In France a publishing house printed 10,000 copies of it as an individual volume. The Japanese printed it in four editions. The text, which can be downloaded in English at the Makhmalbaf Film House site (www.makhmalbaf.com) was translated and published as a book in in Brazil, Korea and Greece. In addition the book was printed in Italy, Bosnia and America.

A German magazine published the full text and it was printed in Switzerland as well. After that we lost count but kept receiving e-mails from different countries asking permission to print the text.

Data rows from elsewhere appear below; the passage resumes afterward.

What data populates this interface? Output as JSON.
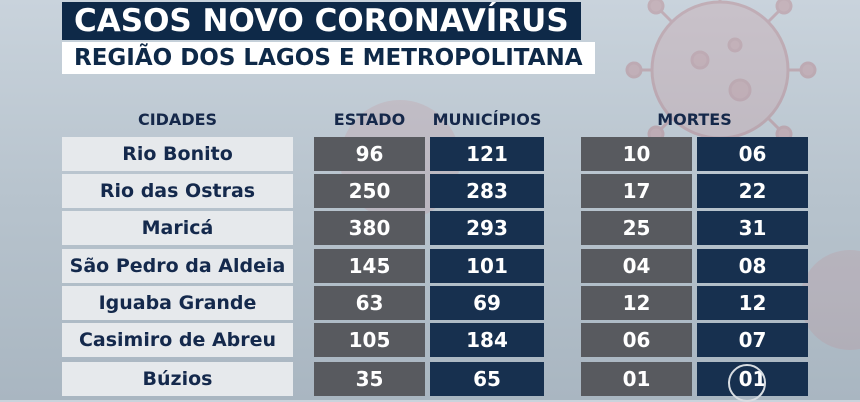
{
  "title": "CASOS NOVO CORONAVÍRUS",
  "subtitle": "REGIÃO DOS LAGOS E METROPOLITANA",
  "headers": {
    "cidades": "CIDADES",
    "estado": "ESTADO",
    "municipios": "MUNICÍPIOS",
    "mortes": "MORTES"
  },
  "rows": [
    {
      "city": "Rio Bonito",
      "casos_estado": "96",
      "casos_municipios": "121",
      "mortes_estado": "10",
      "mortes_municipios": "06"
    },
    {
      "city": "Rio das Ostras",
      "casos_estado": "250",
      "casos_municipios": "283",
      "mortes_estado": "17",
      "mortes_municipios": "22"
    },
    {
      "city": "Maricá",
      "casos_estado": "380",
      "casos_municipios": "293",
      "mortes_estado": "25",
      "mortes_municipios": "31"
    },
    {
      "city": "São Pedro da Aldeia",
      "casos_estado": "145",
      "casos_municipios": "101",
      "mortes_estado": "04",
      "mortes_municipios": "08"
    },
    {
      "city": "Iguaba Grande",
      "casos_estado": "63",
      "casos_municipios": "69",
      "mortes_estado": "12",
      "mortes_municipios": "12"
    },
    {
      "city": "Casimiro de Abreu",
      "casos_estado": "105",
      "casos_municipios": "184",
      "mortes_estado": "06",
      "mortes_municipios": "07"
    },
    {
      "city": "Búzios",
      "casos_estado": "35",
      "casos_municipios": "65",
      "mortes_estado": "01",
      "mortes_municipios": "01"
    }
  ],
  "colors": {
    "title_bg": "#0e2948",
    "estado_cell": "#585a5f",
    "municipios_cell": "#17304f",
    "city_cell": "#e6e9ec"
  },
  "icons": [
    "virus-illustration",
    "play-icon"
  ]
}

Do you have any other translated books?

Mohsen Makhmalbaf: Except for the book Buddha was not destroyed in Afghanistan; it collapsed out of shame, my book The Sultan’s lake was translated and published in Turkey and the book Crystal garden was translated into English and 1,000 copies were printed in Iran by Nashr-e-Ney Publications. This year the same work has been translated in France and (in the coming week) will be published in a run of 1,000 copies. A complete list of all my books and articles that have been translated in Iran and in foreign countries can be found on the Makhmalbaf Film House website.

What should we do to globalize Iranian books?

Mohsen Makhmalbaf: Despite the fact that Iranian cinema has become international, Iranian literature has essentially remained limited to a national audience. Iranian books don’t even have a presence in countries that speak our language such as Tajikistan and Afghanistan. Farsi is the tongue of only 100 million people out of the six billion around the globe despite its beauty, antiquity and richness.

Then too, we have censorship and the nationalist viewpoint of Iranian writers that hold no attraction whatsoever for a global audience. It is common worldwide that literature finds its audience when it speaks about common pains.

Another problem is the range of our translators. Most of them are skillful in translating other languages into Farsi but not vice versa.

I spoke before about Shamloo’s theme of common pain. And I have to add that Shamloo was a whale who swam in the lake of the Farsi language. Thus his enormous imaginary and artistic feelings have remained unknown for hundreds of millions of people all over the world. Yet we can see poets of far less stature than Shamloo, that are recognized worldwide due to the vast audience their language affords them.

For developing Iranian publications among other nations we have to establish a qasi-governmental qasi-private sector organization. This body could coordinate the translation of Farsi books into other languages. This could be done with the cooperation of universities that teach foreign languages.

Foreign authors and translators who have learnt Farsi have to be identified and utilized for translating the masterpieces of Iranian literature. At present nothing is being done for expanding translations from Farsi to other languages. First a semi-governmental organization has to provide a preliminary structure through paying subsides and providing facilities and then the private sector could carry on with the rest of the work. The Iranian international cinema went through the same process. At first the international division of the Farabi Cinema Foundation started the work but now the private sector is managing the whole of the work on its own.